En las aguas del norte de México y el sur de Texas habita una criatura que parece desafiar las leyes fundamentales de la evolución. Se trata de la molly amazónica, un pez integrado exclusivamente por hembras que lleva aproximadamente 100.000 años reproduciéndose sin incorporar ADN masculino a sus descendientes, un fenómeno que continúa desconcertando a la comunidad científica internacional.
La singular especie utiliza un mecanismo biológico conocido como ginogénesis, mediante el cual las hembras necesitan aparearse con machos de especies cercanas para activar el desarrollo de sus óvulos. Sin embargo, una vez iniciado el proceso, el ADN del macho es descartado. El resultado es extraordinario: cada nueva generación está compuesta únicamente por hijas que son prácticamente clones de sus madres.
Durante décadas, este comportamiento representó un auténtico rompecabezas para los biólogos.
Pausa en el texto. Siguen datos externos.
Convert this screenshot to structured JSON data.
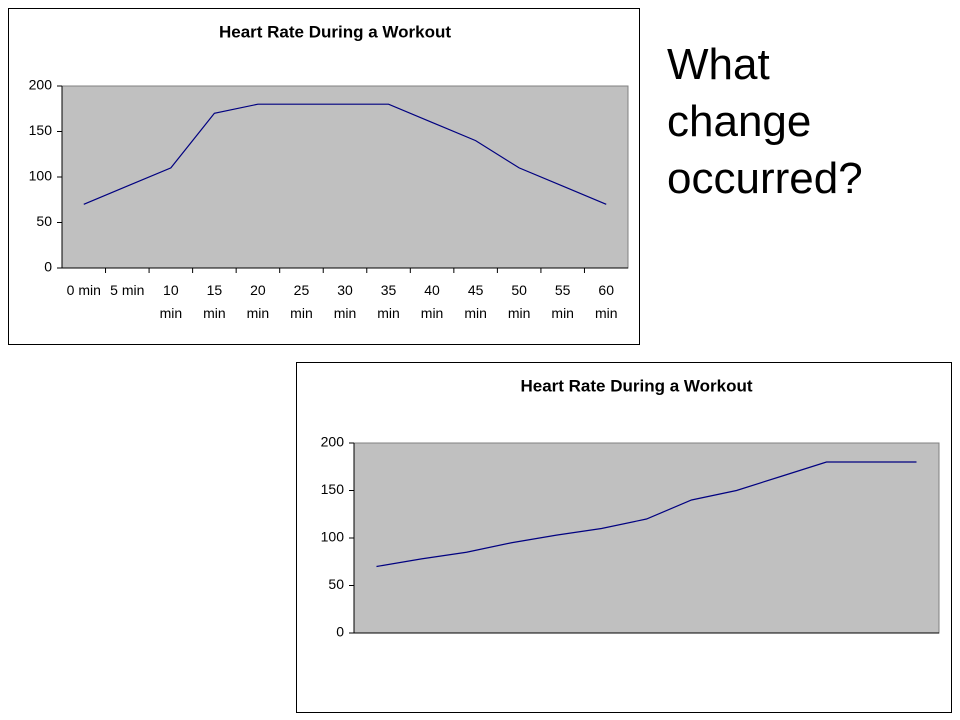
{
  "question": "What change occurred?",
  "chart_data": [
    {
      "type": "line",
      "title": "Heart Rate During a Workout",
      "categories": [
        "0 min",
        "5 min",
        "10 min",
        "15 min",
        "20 min",
        "25 min",
        "30 min",
        "35 min",
        "40 min",
        "45 min",
        "50 min",
        "55 min",
        "60 min"
      ],
      "series": [
        {
          "color": "#000080",
          "values": [
            70,
            90,
            110,
            170,
            180,
            180,
            180,
            180,
            160,
            140,
            110,
            90,
            70
          ]
        }
      ],
      "ylim": [
        0,
        200
      ],
      "yticks": [
        0,
        50,
        100,
        150,
        200
      ],
      "plot_color": "#c0c0c0"
    },
    {
      "type": "line",
      "title": "Heart Rate During a Workout",
      "categories": [
        null,
        null,
        null,
        null,
        null,
        null,
        null,
        null,
        null,
        null,
        null,
        null,
        null
      ],
      "series": [
        {
          "color": "#000080",
          "values": [
            70,
            78,
            85,
            95,
            103,
            110,
            120,
            140,
            150,
            165,
            180,
            180,
            180
          ]
        }
      ],
      "ylim": [
        0,
        200
      ],
      "yticks": [
        0,
        50,
        100,
        150,
        200
      ],
      "plot_color": "#c0c0c0"
    }
  ]
}
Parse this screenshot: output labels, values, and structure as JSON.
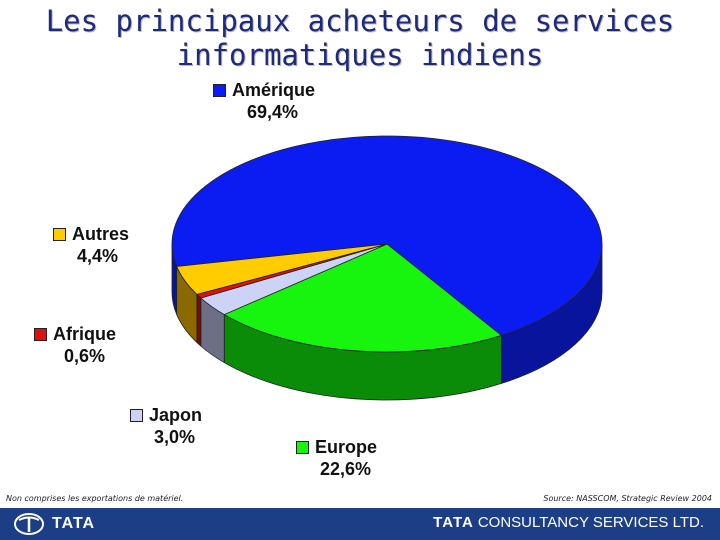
{
  "title": {
    "line1": "Les principaux acheteurs de services",
    "line2": "informatiques indiens"
  },
  "chart_data": {
    "type": "pie",
    "title": "Les principaux acheteurs de services informatiques indiens",
    "slices": [
      {
        "name": "Amérique",
        "value": 69.4,
        "label": "69,4%",
        "color": "#0a1cf2",
        "side": "#08149c"
      },
      {
        "name": "Europe",
        "value": 22.6,
        "label": "22,6%",
        "color": "#17f50f",
        "side": "#0b8c08"
      },
      {
        "name": "Japon",
        "value": 3.0,
        "label": "3,0%",
        "color": "#cdd3f7",
        "side": "#6c6f85"
      },
      {
        "name": "Afrique",
        "value": 0.6,
        "label": "0,6%",
        "color": "#e01010",
        "side": "#7a0808"
      },
      {
        "name": "Autres",
        "value": 4.4,
        "label": "4,4%",
        "color": "#ffcc00",
        "side": "#8a6a00"
      }
    ]
  },
  "footnote_left": "Non comprises les exportations de matériel.",
  "footnote_right": "Source: NASSCOM, Strategic Review 2004",
  "footer": {
    "left_brand": "TATA",
    "right_brand_bold": "TATA",
    "right_brand_rest": "CONSULTANCY SERVICES LTD."
  }
}
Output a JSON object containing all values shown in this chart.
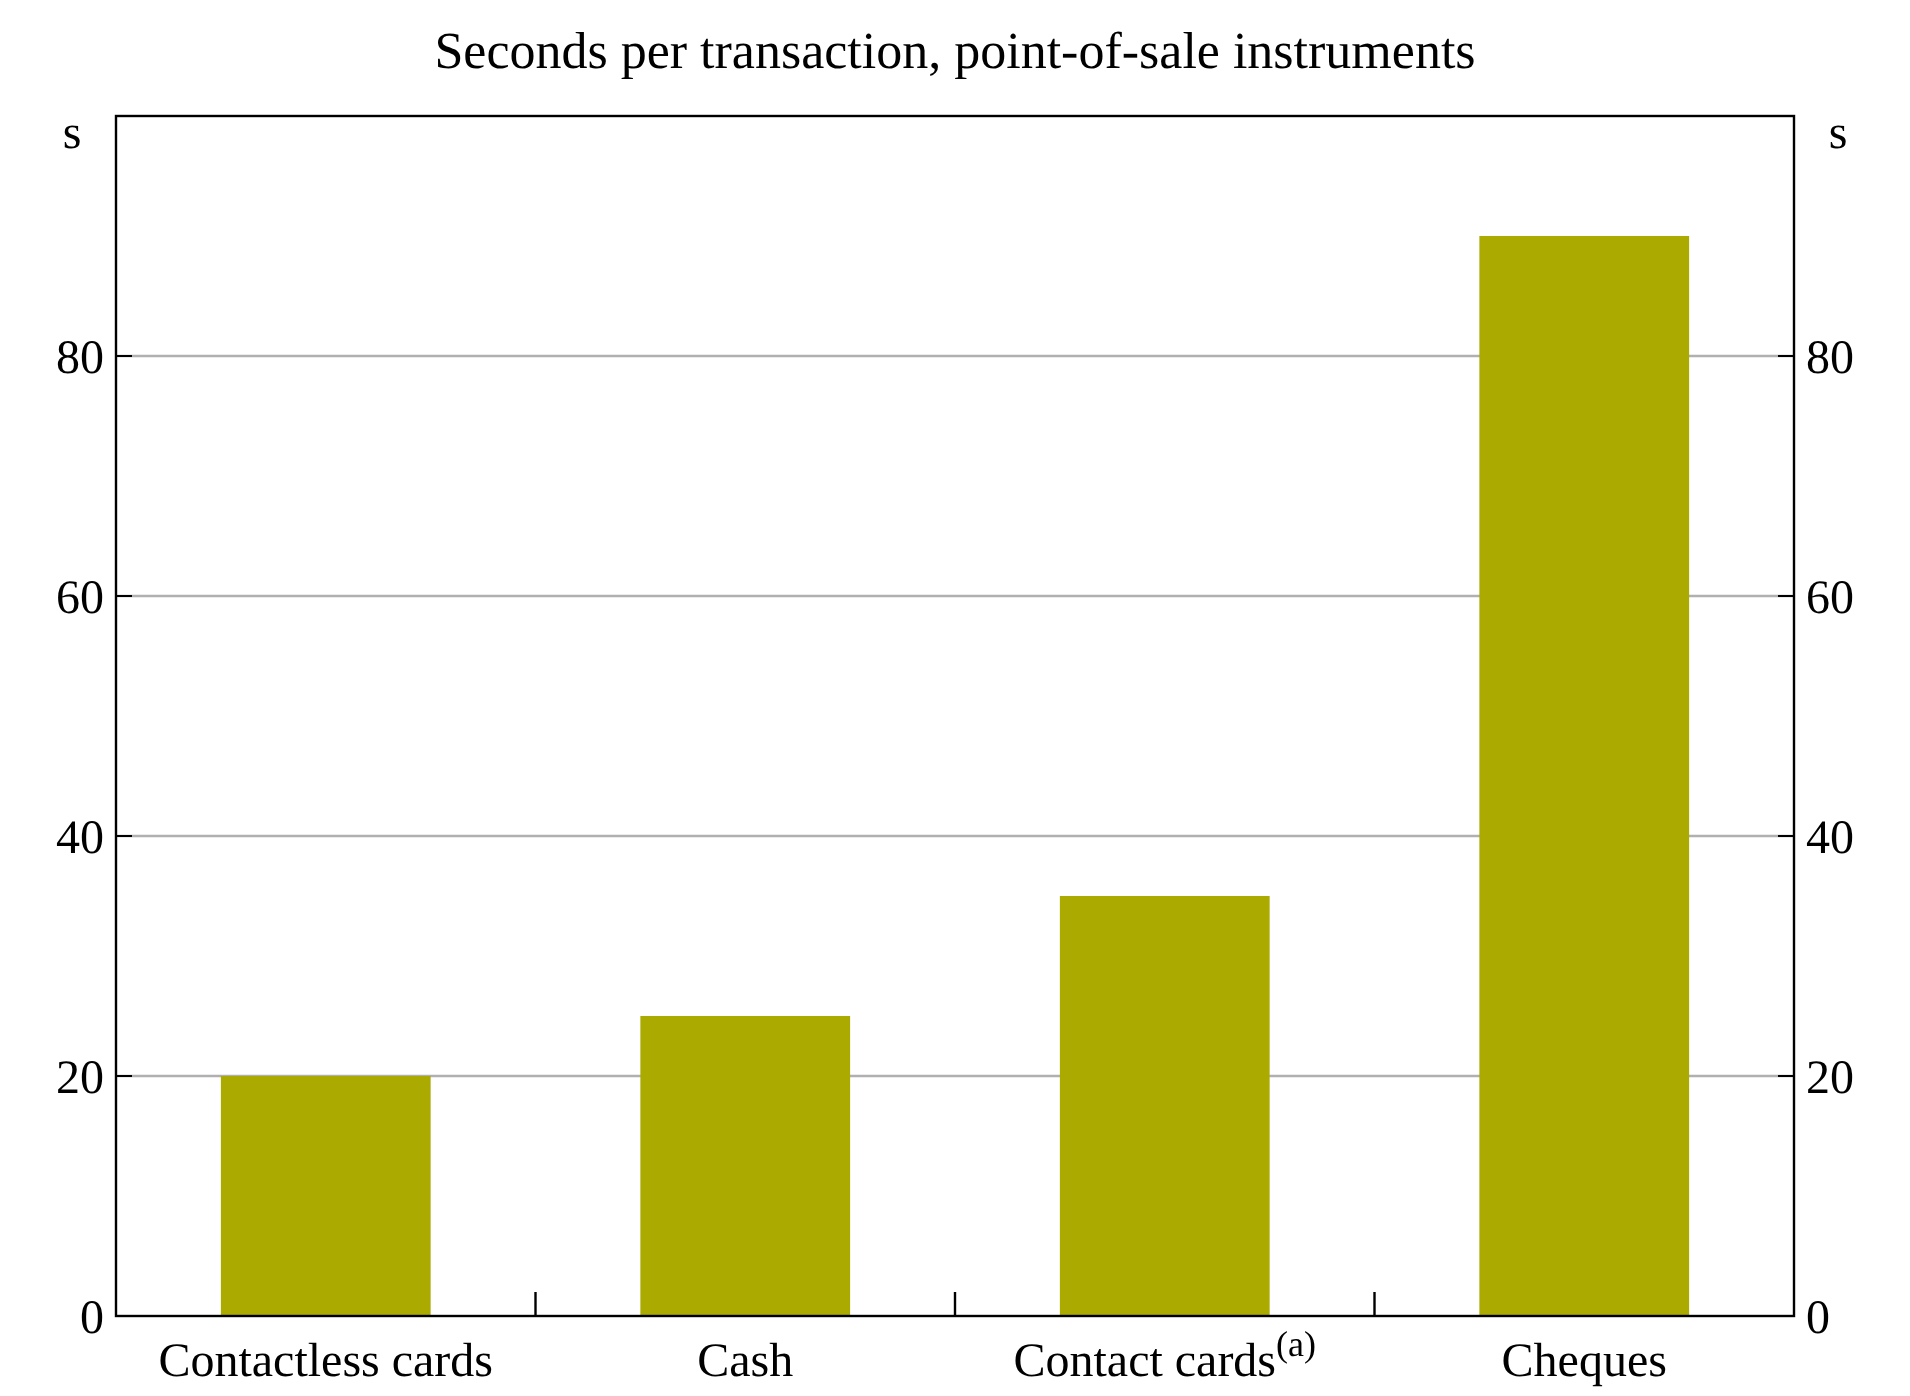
{
  "chart_data": {
    "type": "bar",
    "title": "Seconds per transaction, point-of-sale instruments",
    "categories": [
      "Contactless cards",
      "Cash",
      "Contact cards$^{(a)}$",
      "Cheques"
    ],
    "values": [
      20,
      25,
      35,
      90
    ],
    "color": "#aaaa00",
    "ylabel": "s",
    "y2label": "s",
    "ylim": [
      0,
      100
    ],
    "yticks": [
      0,
      20,
      40,
      60,
      80
    ],
    "y2lim": [
      0,
      100
    ],
    "y2ticks": [
      0,
      20,
      40,
      60,
      80
    ],
    "grid": "y"
  }
}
Según la teoría evolutiva clásica, las especies que se reproducen de forma asexual deberían extinguirse relativamente rápido debido a la acumulación progresiva de mutaciones dañinas en su ADN. Este fenómeno es conocido como el «trinquete de Müller», un proceso que deteriora lentamente el material genético hasta comprometer la supervivencia de una especie.
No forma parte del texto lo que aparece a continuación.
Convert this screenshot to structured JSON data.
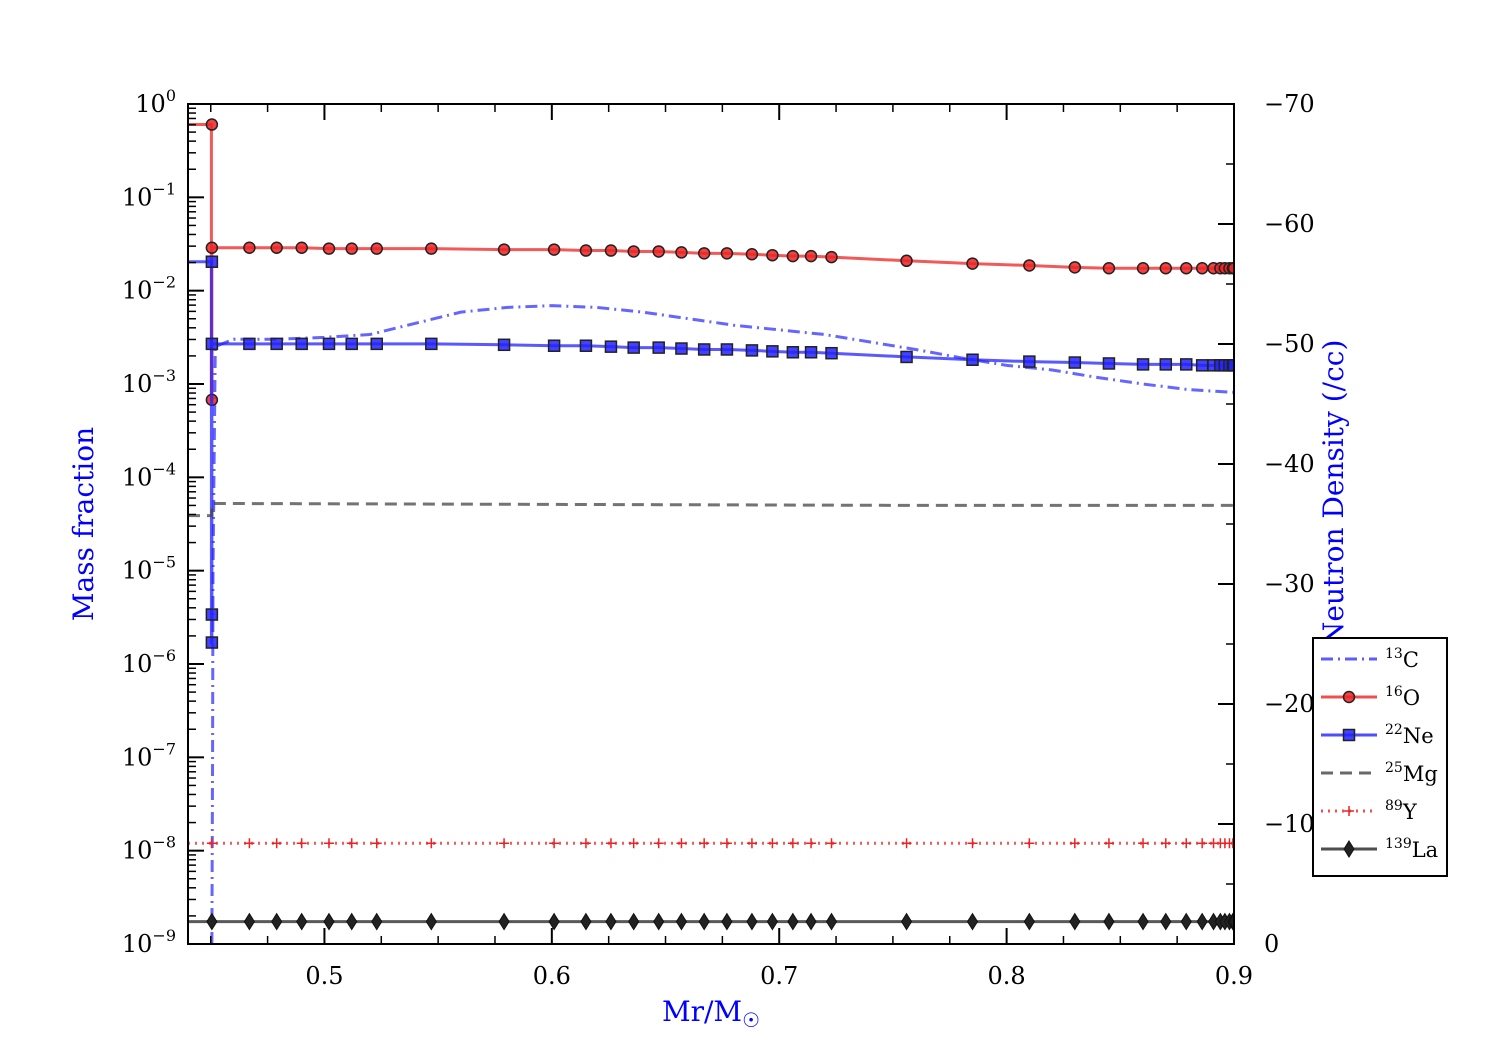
{
  "chart_data": {
    "type": "line",
    "title": "",
    "xlabel": "Mr/M",
    "xlabel_symbol": "☉",
    "ylabel_left": "Mass fraction",
    "ylabel_right": "Log Neutron Density (/cc)",
    "axis_label_color": "#0000ff",
    "xlim": [
      0.44,
      0.9
    ],
    "ylim_left_log10": [
      -9,
      0
    ],
    "ylim_right": [
      0,
      -70
    ],
    "left_scale": "log",
    "grid": false,
    "legend_position": "right",
    "x_ticks": [
      "0.5",
      "0.6",
      "0.7",
      "0.8",
      "0.9"
    ],
    "left_ticks": [
      {
        "base": "10",
        "exp": "0",
        "value": 0
      },
      {
        "base": "10",
        "exp": "−1",
        "value": -1
      },
      {
        "base": "10",
        "exp": "−2",
        "value": -2
      },
      {
        "base": "10",
        "exp": "−3",
        "value": -3
      },
      {
        "base": "10",
        "exp": "−4",
        "value": -4
      },
      {
        "base": "10",
        "exp": "−5",
        "value": -5
      },
      {
        "base": "10",
        "exp": "−6",
        "value": -6
      },
      {
        "base": "10",
        "exp": "−7",
        "value": -7
      },
      {
        "base": "10",
        "exp": "−8",
        "value": -8
      },
      {
        "base": "10",
        "exp": "−9",
        "value": -9
      }
    ],
    "right_ticks": [
      {
        "label": "−70",
        "value": -70
      },
      {
        "label": "−60",
        "value": -60
      },
      {
        "label": "−50",
        "value": -50
      },
      {
        "label": "−40",
        "value": -40
      },
      {
        "label": "−30",
        "value": -30
      },
      {
        "label": "−20",
        "value": -20
      },
      {
        "label": "−10",
        "value": -10
      },
      {
        "label": "0",
        "value": 0
      }
    ],
    "marker_x": [
      0.4505,
      0.467,
      0.479,
      0.49,
      0.502,
      0.512,
      0.523,
      0.547,
      0.579,
      0.601,
      0.615,
      0.626,
      0.636,
      0.647,
      0.657,
      0.667,
      0.677,
      0.688,
      0.697,
      0.706,
      0.714,
      0.723,
      0.756,
      0.785,
      0.81,
      0.83,
      0.845,
      0.86,
      0.87,
      0.879,
      0.886,
      0.891,
      0.894,
      0.896,
      0.898,
      0.8995,
      0.9
    ],
    "series": [
      {
        "name": "C",
        "mass_number": "13",
        "color": "#3333ff",
        "style": "dashdot",
        "marker": "none",
        "x": [
          0.4505,
          0.4508,
          0.451,
          0.452,
          0.46,
          0.48,
          0.5,
          0.52,
          0.54,
          0.56,
          0.58,
          0.6,
          0.62,
          0.64,
          0.66,
          0.68,
          0.7,
          0.72,
          0.74,
          0.76,
          0.78,
          0.8,
          0.82,
          0.84,
          0.86,
          0.88,
          0.9
        ],
        "log10_y": [
          -9.0,
          -7.0,
          -5.0,
          -2.6,
          -2.52,
          -2.52,
          -2.5,
          -2.47,
          -2.35,
          -2.23,
          -2.18,
          -2.16,
          -2.18,
          -2.23,
          -2.3,
          -2.37,
          -2.42,
          -2.47,
          -2.55,
          -2.63,
          -2.72,
          -2.8,
          -2.85,
          -2.93,
          -3.0,
          -3.06,
          -3.09
        ]
      },
      {
        "name": "O",
        "mass_number": "16",
        "color": "#ee2222",
        "style": "solid",
        "marker": "circle",
        "pre_x": [
          0.44,
          0.4503,
          0.4503,
          0.4505
        ],
        "pre_log10_y": [
          -0.22,
          -0.22,
          -3.17,
          -3.17
        ],
        "log10_y": [
          -1.54,
          -1.54,
          -1.54,
          -1.54,
          -1.55,
          -1.55,
          -1.55,
          -1.55,
          -1.56,
          -1.56,
          -1.57,
          -1.57,
          -1.58,
          -1.58,
          -1.59,
          -1.6,
          -1.6,
          -1.61,
          -1.62,
          -1.63,
          -1.63,
          -1.64,
          -1.68,
          -1.71,
          -1.73,
          -1.75,
          -1.76,
          -1.76,
          -1.76,
          -1.76,
          -1.76,
          -1.76,
          -1.76,
          -1.76,
          -1.76,
          -1.76,
          -1.76
        ],
        "extra_markers": [
          [
            0.4505,
            -0.22
          ],
          [
            0.4505,
            -3.17
          ]
        ]
      },
      {
        "name": "Ne",
        "mass_number": "22",
        "color": "#2222ff",
        "style": "solid",
        "marker": "square",
        "pre_x": [
          0.44,
          0.4503,
          0.4503,
          0.4505
        ],
        "pre_log10_y": [
          -1.69,
          -1.69,
          -5.77,
          -5.77
        ],
        "log10_y": [
          -2.57,
          -2.57,
          -2.57,
          -2.57,
          -2.57,
          -2.57,
          -2.57,
          -2.57,
          -2.58,
          -2.59,
          -2.59,
          -2.6,
          -2.61,
          -2.61,
          -2.62,
          -2.63,
          -2.63,
          -2.64,
          -2.65,
          -2.66,
          -2.66,
          -2.67,
          -2.71,
          -2.74,
          -2.76,
          -2.77,
          -2.78,
          -2.79,
          -2.79,
          -2.79,
          -2.8,
          -2.8,
          -2.8,
          -2.8,
          -2.8,
          -2.8,
          -2.8
        ],
        "extra_markers": [
          [
            0.4505,
            -1.69
          ],
          [
            0.4505,
            -5.47
          ],
          [
            0.4505,
            -5.77
          ]
        ]
      },
      {
        "name": "Mg",
        "mass_number": "25",
        "color": "#444444",
        "style": "dashed",
        "marker": "none",
        "x": [
          0.44,
          0.4505,
          0.4505,
          0.6,
          0.75,
          0.9
        ],
        "log10_y": [
          -4.41,
          -4.41,
          -4.28,
          -4.29,
          -4.3,
          -4.3
        ]
      },
      {
        "name": "Y",
        "mass_number": "89",
        "color": "#ee2222",
        "style": "dotted",
        "marker": "plus",
        "log10_y": -7.92
      },
      {
        "name": "La",
        "mass_number": "139",
        "color": "#222222",
        "style": "solid",
        "marker": "diamond",
        "log10_y": -8.76
      }
    ]
  }
}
“Si observamos el panorama general, el 99,9% de los casos corresponden a la reproducción sexual”, explicó Dave Speijer, biólogo evolutivo de la Universidad de Ámsterdam. La reproducción sexual predomina porque mezcla genes de dos individuos distintos, aumentando la diversidad genética y ayudando a eliminar errores hereditarios que podrían resultar perjudiciales para futuras generaciones.
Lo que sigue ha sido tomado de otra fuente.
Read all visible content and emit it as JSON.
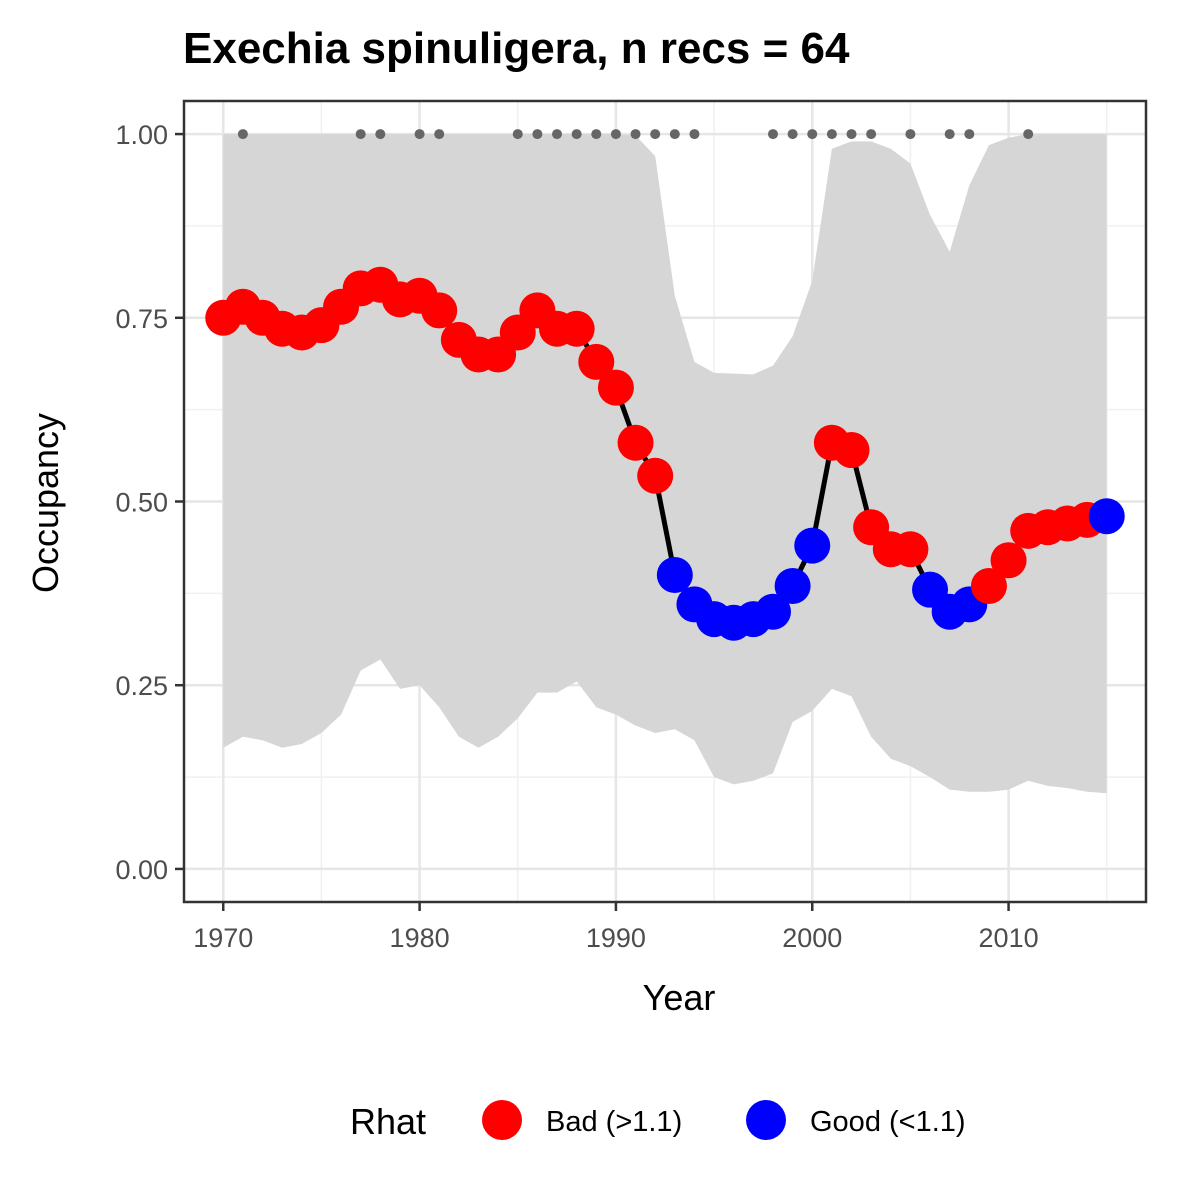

Sin embargo, la molly amazónica parece haber encontrado una vía alternativa para mantenerse saludable desde el punto de vista genético. Una reciente investigación liderada por Edward Ricemeyer, de la Universidad Ludwig Maximilian de Múnich, identificó que la especie utiliza de manera excepcional un mecanismo denominado conversión génica, una especie de sistema natural de reparación del ADN que corrige errores genéticos sin necesidad de reproducción sexual.

“Pensábamos que la reproducción sexual era la única forma adecuada de mantener sano un genoma. Pero ahora hemos descubierto que también existe otra forma”, afirmó Ricemeyer. Los científicos observaron que determinadas regiones del ADN de la molly amazónica son constantemente reparadas mediante un proceso que sustituye segmentos defectuosos por copias funcionales, evitando así la acumulación de mutaciones peligrosas.
La historia evolutiva de este pez también resulta fascinante. Los investigadores creen que surgió hace unos 100.000 años tras el cruce accidental entre una hembra de molly atlántica y un macho de molly de aleta de vela. A diferencia de la mayoría de los híbridos, que suelen ser estériles, esta combinación genética dio origen a un linaje completamente nuevo capaz de reproducirse sin necesidad de intercambiar genes con otros individuos.
Más allá de la curiosidad biológica, el hallazgo podría tener implicaciones para la medicina moderna. Los expertos señalan que comprender cómo ciertas especies corrigen errores genéticos de forma tan eficiente podría aportar nuevas pistas sobre enfermedades humanas asociadas a mutaciones, incluido el cáncer. “El cáncer es una enfermedad de mutaciones”, recordó Ricemeyer. Por ahora, la molly amazónica continúa desafiando los pronósticos de la evolución, demostrando que la naturaleza aún guarda secretos capaces de cambiar lo que la ciencia creía saber sobre la supervivencia de las especies.